De Rietvink is what the Dutch describe as a Grondzeiler. It is a two storey smock mill on a single storey brick base. There is no stage, the sails reaching almost to ground level. The mill is winded by tailpole and winch. The smock and cap are thatched. The sails are Common sails. They have a span of 20.10 m. The sails are carried on a cast iron windshaft. It also carries the brake wheel which has 61 cogs. This drives the wallower (31 cogs) at the top of the upright shaft. At the bottom of the upright shaft there are two crown wheels The upper crown wheel, which has 43 cogs drives an Archimedes' screw via a crown wheel. The lower crown wheel, which has 41 cogs is carried on the axle of an Archimedes' screw, which is used to drain the polder. The axle of the screw is 34 cm diameter.

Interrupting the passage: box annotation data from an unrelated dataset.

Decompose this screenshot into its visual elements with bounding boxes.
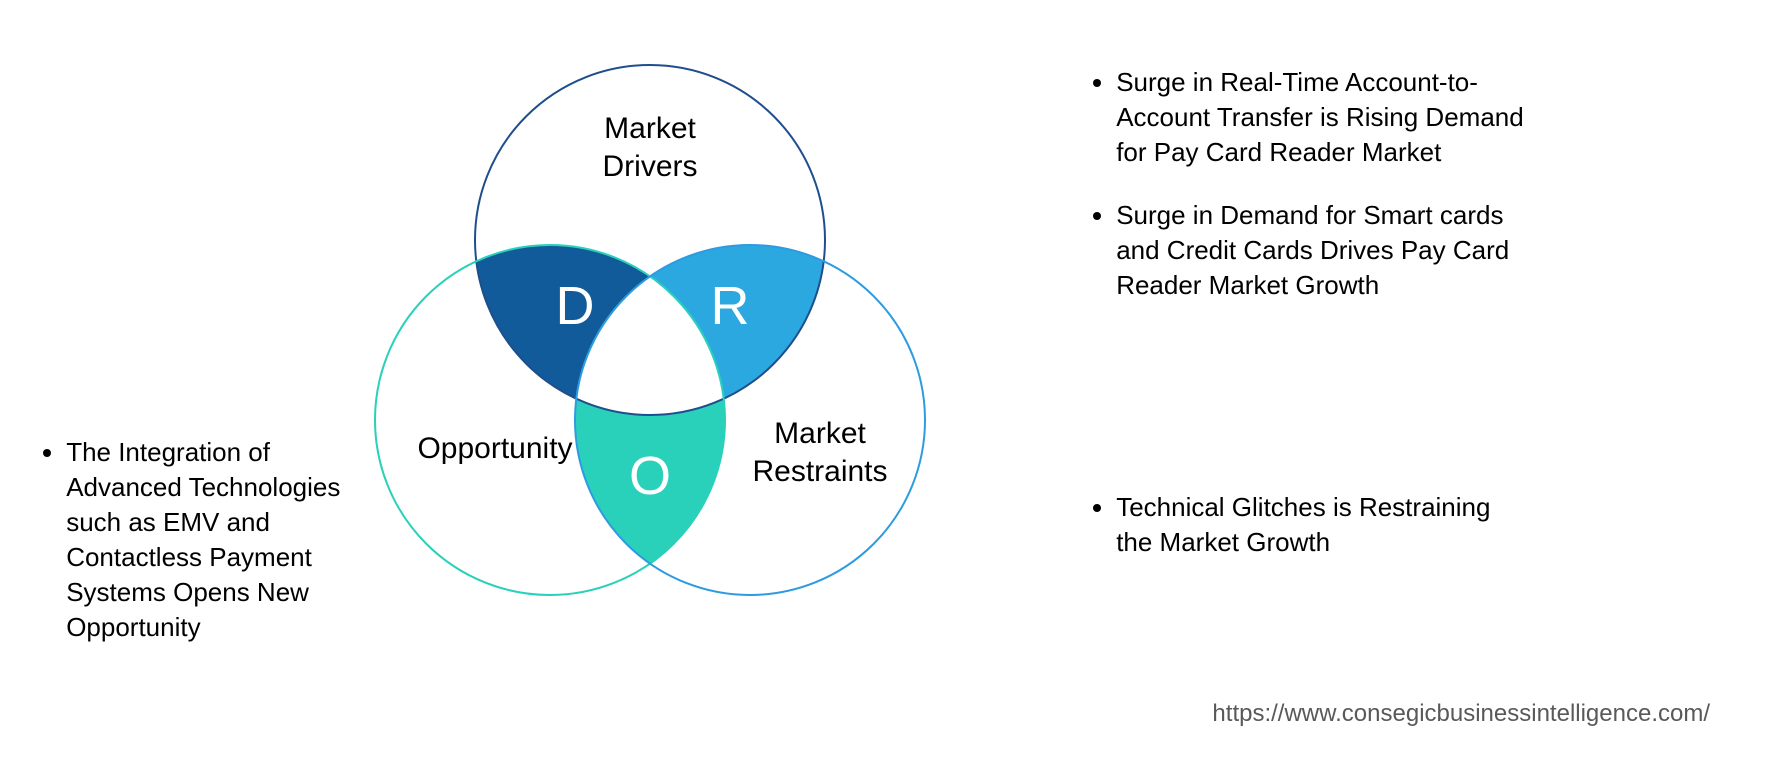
venn-label-restraints: Market Restraints: [720, 415, 920, 490]
bullets-opportunity: The Integration of Advanced Technologies…: [35, 435, 380, 674]
bullets-restraints: Technical Glitches is Restraining the Ma…: [1085, 490, 1515, 588]
list-item: Technical Glitches is Restraining the Ma…: [1116, 490, 1515, 560]
footer-source: https://www.consegicbusinessintelligence…: [1212, 700, 1710, 728]
venn-letter-D: D: [545, 275, 605, 337]
list-item: The Integration of Advanced Technologies…: [66, 435, 380, 646]
venn-label-opportunity-text: Opportunity: [417, 432, 572, 465]
venn-label-opportunity: Opportunity: [385, 430, 605, 468]
bullets-drivers: Surge in Real-Time Account-to-Account Tr…: [1085, 65, 1535, 332]
list-item: Surge in Demand for Smart cards and Cred…: [1116, 198, 1535, 303]
venn-label-restraints-line1: Market: [774, 417, 866, 450]
venn-label-drivers: Market Drivers: [560, 110, 740, 185]
diagram-container: Market Drivers Opportunity Market Restra…: [0, 0, 1780, 768]
venn-label-drivers-line1: Market: [604, 112, 696, 145]
list-item: Surge in Real-Time Account-to-Account Tr…: [1116, 65, 1535, 170]
venn-label-restraints-line2: Restraints: [752, 455, 887, 488]
venn-label-drivers-line2: Drivers: [603, 150, 698, 183]
venn-letter-O: O: [620, 445, 680, 507]
venn-letter-R: R: [700, 275, 760, 337]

The screw is 1.35 m diameter.

==Operators==
- Rommert Koenders Dijkstra (1855)
- Rommert Bouwes Oosted (1855–58)
- Gerben Minnes de Hoop (1858–62)
- Minne Gerbens de Hoop (1862–64)
- Foppe Fritskes Hopkema (1864–96)
- Jacob Konings (1896-1931)
- Albert Konings (1931–64)

References for above:-

==Public access==
De Rietvink is open to the public by appointment or whenever it is working.